Replayable Financial Agents: A Determinism-Faithfulness Assurance Harness for Tool-Using LLM Agents

from arxiv, 27 pages, 5 figures, 9 tables | Code and data: https://github.com/ibm-client-engineering/output-drift-financial-llms | To appear in the 2nd ICLR Workshop on Advances in Financial AI: Towards Agentic and Responsible Systems (ICLR 2026)

LLM agents struggle with regulatory audit replay: when asked to reproduce a flagged transaction decision with identical inputs, many deployments fail to return consistent results. We introduce the Determinism-Faithfulness Assurance Harness (DFAH), a framework for measuring trajectory determinism, decision determinism, and evidence-conditioned faithfulness in tool-using agents deployed in financial services. Across 4,700+ agentic runs (7 models, 4 providers, 3 financial benchmarks with 50 cases each at T=0.0), we find that decision determinism and task accuracy are not detectably correlated (r = -0.11, 95% CI [-0.49, 0.31], p = 0.63, n = 21 configurations): models can be deterministic without being accurate, and accurate without being deterministic. Because neither metric predicts the other in our sample, both must be measured independently, which is precisely what DFAH provides. Small models (7-20B) achieve near-perfect determinism through rigid pattern matching at the cost of accuracy (20-42%), while frontier models show moderate determinism (50-96%) with variable accuracy. No model achieves both perfect determinism and high accuracy, supporting DFAH's multi-dimensional measurement approach. We provide three financial benchmarks (compliance triage, portfolio constraints, and DataOps exceptions; 50 cases each) together with an open-source stress-test harness. Across these benchmarks and DFAH evaluation settings, Tier 1 models with schema-first architectures achieved determinism levels consistent with audit replay requirements.

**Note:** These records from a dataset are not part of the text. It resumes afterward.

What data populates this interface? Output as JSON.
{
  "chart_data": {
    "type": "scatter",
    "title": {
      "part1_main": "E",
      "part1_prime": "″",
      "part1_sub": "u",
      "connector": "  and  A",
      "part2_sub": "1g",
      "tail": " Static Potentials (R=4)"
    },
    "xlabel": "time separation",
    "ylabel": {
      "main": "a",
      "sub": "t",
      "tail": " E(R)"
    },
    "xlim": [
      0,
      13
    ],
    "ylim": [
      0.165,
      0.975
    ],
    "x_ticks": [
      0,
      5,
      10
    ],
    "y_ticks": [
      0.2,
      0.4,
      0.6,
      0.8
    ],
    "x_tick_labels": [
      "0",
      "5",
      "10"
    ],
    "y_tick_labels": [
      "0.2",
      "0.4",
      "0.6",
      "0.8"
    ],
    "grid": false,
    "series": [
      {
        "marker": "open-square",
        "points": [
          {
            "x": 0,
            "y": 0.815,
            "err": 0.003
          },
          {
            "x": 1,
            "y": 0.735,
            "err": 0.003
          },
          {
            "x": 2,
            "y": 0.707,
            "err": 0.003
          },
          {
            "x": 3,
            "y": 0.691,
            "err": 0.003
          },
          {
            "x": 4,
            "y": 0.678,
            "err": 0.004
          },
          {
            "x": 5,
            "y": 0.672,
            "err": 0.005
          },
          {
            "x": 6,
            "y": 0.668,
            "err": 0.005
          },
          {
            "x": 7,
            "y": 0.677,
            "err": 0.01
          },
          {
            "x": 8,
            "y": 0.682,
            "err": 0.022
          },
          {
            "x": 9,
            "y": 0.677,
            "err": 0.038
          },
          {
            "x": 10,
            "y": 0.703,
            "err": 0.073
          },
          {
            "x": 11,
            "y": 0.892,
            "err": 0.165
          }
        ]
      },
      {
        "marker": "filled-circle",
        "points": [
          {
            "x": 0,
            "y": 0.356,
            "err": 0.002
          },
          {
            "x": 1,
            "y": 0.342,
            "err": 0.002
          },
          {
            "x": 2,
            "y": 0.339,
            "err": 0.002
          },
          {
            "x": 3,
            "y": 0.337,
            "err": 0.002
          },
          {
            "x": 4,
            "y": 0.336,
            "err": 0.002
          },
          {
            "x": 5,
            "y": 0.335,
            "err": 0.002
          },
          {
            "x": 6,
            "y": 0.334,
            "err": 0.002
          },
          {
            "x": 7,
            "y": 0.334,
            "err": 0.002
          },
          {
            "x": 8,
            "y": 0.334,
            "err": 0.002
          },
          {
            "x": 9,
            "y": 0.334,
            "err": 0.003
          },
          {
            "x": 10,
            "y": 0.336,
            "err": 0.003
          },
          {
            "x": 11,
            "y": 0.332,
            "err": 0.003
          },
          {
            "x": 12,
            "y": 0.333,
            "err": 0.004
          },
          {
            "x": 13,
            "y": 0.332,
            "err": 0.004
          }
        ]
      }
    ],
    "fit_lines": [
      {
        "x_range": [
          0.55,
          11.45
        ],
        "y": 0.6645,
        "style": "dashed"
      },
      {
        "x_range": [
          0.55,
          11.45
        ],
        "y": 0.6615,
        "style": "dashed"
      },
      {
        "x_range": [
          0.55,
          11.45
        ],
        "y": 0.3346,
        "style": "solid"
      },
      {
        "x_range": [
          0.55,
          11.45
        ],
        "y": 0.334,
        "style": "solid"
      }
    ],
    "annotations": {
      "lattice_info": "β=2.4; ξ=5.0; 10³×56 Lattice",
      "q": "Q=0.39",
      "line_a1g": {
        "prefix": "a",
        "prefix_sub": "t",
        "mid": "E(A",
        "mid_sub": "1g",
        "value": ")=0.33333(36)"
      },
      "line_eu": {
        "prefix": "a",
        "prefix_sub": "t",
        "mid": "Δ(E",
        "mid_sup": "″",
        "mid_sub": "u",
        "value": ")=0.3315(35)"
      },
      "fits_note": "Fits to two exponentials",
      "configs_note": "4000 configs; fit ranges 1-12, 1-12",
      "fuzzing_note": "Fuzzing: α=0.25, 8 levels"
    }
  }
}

翻译：LLM智能体在监管审计复现方面面临挑战：当要求使用相同输入重现被标记的交易决策时，许多部署系统无法返回一致结果。本文提出确定性-忠实性保障框架（DFAH），用于衡量金融服务领域工具调用智能体的轨迹确定性、决策确定性和证据条件忠实性。通过对4,700余次智能体运行（涵盖7个模型、4个服务商、3个金融基准各50个案例，温度参数T=0.0）的分析，我们发现决策确定性与任务准确性不存在可检测相关性（r = -0.11，95%置信区间[-0.49, 0.31]，p = 0.63，n = 21种配置）：模型可能具有确定性但不准确，也可能准确但不具确定性。由于两个指标在样本中互不预测，必须独立测量二者——这正是DFAH所提供的功能。小型模型（7-20B参数量）通过僵化的模式匹配实现近乎完美的确定性（代价是准确率仅20-42%），而前沿模型表现出中等确定性（50-96%）和波动性准确率。所有模型均未同时实现完美确定性与高准确率，这支持了DFAH的多维测量方法。我们提供三个金融基准测试（合规审查、投资组合约束、DataOps异常处理各50个案例）及开源压力测试框架。在这些基准和DFAH评估环境下，采用模式优先架构的一级模型达到了符合审计复现要求的确定性水平。